IEEE Global Communications Conference
7–11 December 2021 // Madrid, Spain // Hybrid: In-Person and Virtual Conference
Connecting Cultures around the Globe

KEYNOTES

KEYNOTE SPEAKERS

Two keynote talks on the topics of channel coding beyond 5G.


Hessam Mahdavifar

Hessam Mahdavifar is an Assistant Professor in the Department of Electrical Engineering and Computer Science at the University of Michigan. He received the B.Sc. degree from Sharif University of Technology in 2007, and the M.Sc. and the Ph.D. degrees from the University of California San Diego (UCSD) in 2009 and 2012, respectively, all in Electrical Engineering. He was with the Samsung Mobile Solutions Lab between 2012 and 2016. His general research interests are in coding and information theory with applications to wireless communications, machine learning, and security. He has won several awards including the NSF CAREER award in 2020, the Best Paper Award in the 2015 IEEE International Conference on RFID, the UCSD Shannon Memorial Fellowship, and two Silver Medals at the International Mathematical Olympiad.

Machine Learning-Aided Channel Coding: Opportunities and Challenges

Today, channel codes are among the fundamental parts of any communication system, including cellular, WiFi, and deep space, among others, enabling reliable communications in the presence of noise. Decades of research have led to breakthrough inventions of various families of channel codes. Yet no unified approach exists in answering these two fundamental questions: Given a channel, how do we efficiently construct the best possible code? And given a channel code, how do we design an efficient and optimal decoder? In this talk, we will discuss how the remarkable advancements in data-driven machine learning (ML) can be leveraged toward answering these questions. In particular, we will focus on a class of codes rooting in Plotkin recursive construction. This class includes Reed–Muller (RM) codes as the state-of-the art binary algebraic codes, as well as polar codes, the first capacity-achieving codes with explicit, i.e., non-randomized, constructions. In the first part of this talk, we will present an efficient and close-to-optimal decoder obtained for RM codes by learning a pruning process applied to an exponentially complex decoder. In the second part, we will tackle the fundamental problem of designing new channel codes. In particular, we will demonstrate KO codes, a new class of channel codes designed by training neural networks while preserving Plotkin-like structures. KO codes beat both of their RM and polar code counterparts, under the successive cancellation decoding, in the challenging short-to-medium blocklength regime. We will also discuss various challenges that should be overcome to pave the way for adopting such ML-aided channel coding strategies in practice.


Warren J. Gross

Warren J. Gross received the B.A.Sc. degree in electrical engineering from the University of Waterloo, Waterloo, ON, Canada, in 1996, and the M.A.Sc. and Ph.D. degrees from the University of Toronto, Toronto, ON, Canada, in 1999 and 2003, respectively. He is currently a James McGill Professor and the Chair of the Department of Electrical and Computer Engineering, McGill University, Montreal, QC, Canada. His research interests are in the design and implementation of signal processing systems and custom computer architectures. Dr. Gross is a licensed Professional Engineer in the Province of Ontario. He served as the Chair of the IEEE Signal Processing Society Technical Committee on Design and Implementation of Signal Processing Systems. He has served as a General Co-Chair of IEEE Nanoarch 2021, IEEE GlobalSIP 2017, IEEE SiPS 2017, and as a Technical Program Co-Chair of SiPS 2012. He served as an Associate Editor for the IEEE Transactions on Signal Processing and as a Senior Area Editor.

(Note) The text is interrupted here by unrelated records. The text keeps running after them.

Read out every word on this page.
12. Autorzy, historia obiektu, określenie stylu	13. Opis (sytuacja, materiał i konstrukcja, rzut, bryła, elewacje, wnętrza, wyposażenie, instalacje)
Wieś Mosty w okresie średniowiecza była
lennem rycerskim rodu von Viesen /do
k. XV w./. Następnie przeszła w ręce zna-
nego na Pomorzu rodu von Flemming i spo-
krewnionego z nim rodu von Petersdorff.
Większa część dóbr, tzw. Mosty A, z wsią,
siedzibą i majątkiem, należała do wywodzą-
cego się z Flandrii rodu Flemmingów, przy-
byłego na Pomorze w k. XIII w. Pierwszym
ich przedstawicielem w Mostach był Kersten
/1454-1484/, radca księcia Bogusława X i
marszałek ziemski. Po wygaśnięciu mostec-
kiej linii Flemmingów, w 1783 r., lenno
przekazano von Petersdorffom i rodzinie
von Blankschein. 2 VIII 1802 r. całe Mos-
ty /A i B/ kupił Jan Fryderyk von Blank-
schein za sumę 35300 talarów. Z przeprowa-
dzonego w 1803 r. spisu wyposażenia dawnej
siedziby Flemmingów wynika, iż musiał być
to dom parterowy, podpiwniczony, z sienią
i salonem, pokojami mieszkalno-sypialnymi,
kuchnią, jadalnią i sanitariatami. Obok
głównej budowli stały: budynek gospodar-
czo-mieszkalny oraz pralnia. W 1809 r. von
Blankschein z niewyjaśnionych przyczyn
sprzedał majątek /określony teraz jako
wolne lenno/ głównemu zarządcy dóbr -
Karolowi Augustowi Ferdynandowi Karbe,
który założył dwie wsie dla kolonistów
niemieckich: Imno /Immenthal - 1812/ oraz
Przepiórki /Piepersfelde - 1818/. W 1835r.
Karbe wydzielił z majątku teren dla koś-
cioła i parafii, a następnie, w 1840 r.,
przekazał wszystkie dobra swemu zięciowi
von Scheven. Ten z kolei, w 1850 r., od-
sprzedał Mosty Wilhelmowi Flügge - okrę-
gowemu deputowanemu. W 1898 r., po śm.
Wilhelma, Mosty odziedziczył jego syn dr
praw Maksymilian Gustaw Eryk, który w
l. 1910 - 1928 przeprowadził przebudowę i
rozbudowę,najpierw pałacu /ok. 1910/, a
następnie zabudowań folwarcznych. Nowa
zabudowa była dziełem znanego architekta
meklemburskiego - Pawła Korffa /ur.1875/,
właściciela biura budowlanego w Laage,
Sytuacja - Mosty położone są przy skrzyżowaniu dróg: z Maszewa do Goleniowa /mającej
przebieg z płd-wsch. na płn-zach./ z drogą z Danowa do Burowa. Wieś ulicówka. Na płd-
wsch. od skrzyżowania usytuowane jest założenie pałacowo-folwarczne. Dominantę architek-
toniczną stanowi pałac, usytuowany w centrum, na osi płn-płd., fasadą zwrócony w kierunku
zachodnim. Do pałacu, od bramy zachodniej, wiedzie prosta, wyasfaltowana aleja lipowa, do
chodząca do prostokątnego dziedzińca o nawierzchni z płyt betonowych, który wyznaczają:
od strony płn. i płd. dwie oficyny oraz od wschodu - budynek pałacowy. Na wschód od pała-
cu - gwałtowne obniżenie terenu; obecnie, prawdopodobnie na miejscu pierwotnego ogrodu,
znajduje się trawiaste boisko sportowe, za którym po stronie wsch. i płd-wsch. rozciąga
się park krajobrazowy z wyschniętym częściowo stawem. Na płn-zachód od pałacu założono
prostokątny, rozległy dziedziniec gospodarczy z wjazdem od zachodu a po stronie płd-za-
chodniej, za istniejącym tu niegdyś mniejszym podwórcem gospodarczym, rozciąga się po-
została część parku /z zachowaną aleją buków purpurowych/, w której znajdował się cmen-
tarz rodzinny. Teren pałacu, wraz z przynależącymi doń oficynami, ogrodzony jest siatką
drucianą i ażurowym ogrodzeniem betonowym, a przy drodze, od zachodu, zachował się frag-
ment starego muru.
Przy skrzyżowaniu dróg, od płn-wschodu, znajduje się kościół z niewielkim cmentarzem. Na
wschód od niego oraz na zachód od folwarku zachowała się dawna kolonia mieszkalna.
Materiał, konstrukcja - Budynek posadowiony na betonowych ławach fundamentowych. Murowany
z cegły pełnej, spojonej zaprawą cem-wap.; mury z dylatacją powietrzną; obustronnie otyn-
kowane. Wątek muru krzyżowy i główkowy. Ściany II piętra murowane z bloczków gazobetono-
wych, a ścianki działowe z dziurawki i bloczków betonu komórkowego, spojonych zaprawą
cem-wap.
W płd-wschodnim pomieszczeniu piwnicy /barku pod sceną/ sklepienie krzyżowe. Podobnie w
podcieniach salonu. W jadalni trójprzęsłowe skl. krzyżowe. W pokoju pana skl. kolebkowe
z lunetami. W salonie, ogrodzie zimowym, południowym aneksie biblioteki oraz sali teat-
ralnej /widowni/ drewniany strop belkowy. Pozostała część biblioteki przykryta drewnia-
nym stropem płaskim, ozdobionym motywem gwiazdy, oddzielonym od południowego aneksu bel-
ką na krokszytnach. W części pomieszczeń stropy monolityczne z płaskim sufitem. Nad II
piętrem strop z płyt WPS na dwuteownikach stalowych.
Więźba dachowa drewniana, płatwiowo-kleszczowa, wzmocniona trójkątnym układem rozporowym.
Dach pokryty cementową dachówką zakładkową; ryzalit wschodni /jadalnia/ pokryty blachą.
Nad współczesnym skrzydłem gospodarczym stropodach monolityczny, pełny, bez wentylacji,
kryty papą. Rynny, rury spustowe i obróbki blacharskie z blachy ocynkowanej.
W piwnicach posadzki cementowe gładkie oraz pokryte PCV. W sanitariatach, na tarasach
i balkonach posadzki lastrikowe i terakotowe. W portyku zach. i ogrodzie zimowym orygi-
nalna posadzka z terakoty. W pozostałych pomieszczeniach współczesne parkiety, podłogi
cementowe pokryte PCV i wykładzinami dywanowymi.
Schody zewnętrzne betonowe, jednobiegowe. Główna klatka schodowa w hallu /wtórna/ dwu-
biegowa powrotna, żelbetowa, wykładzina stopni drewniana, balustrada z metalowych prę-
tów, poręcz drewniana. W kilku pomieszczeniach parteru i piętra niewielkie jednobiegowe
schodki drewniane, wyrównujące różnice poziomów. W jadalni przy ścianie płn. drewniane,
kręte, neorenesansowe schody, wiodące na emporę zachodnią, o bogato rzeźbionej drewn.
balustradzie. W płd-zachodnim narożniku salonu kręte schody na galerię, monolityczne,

Practical Near-Maximum-Likelihood Decodng for beyond 5G

New applications envisioned for networks in 5G and beyond place emphasis on ultra-reliable and low-latency communications. To simultaneously support the seemingly contradictory requirements placed on the error-correcting systems in future networks, near-maximum likelihood decoding of short block-length codes has become a focus of recent research. In this talk we will present recent results on several different near-maximum likelihood decoding techniques for short block-length codes, including techniques for decoding short Reed-Muller and Polar Codes, AI-assisted decoding, and GRAND decoding. An emphasis will be placed on reducing the complexity of near-ML decoding algorithms towards practical hardware implementations.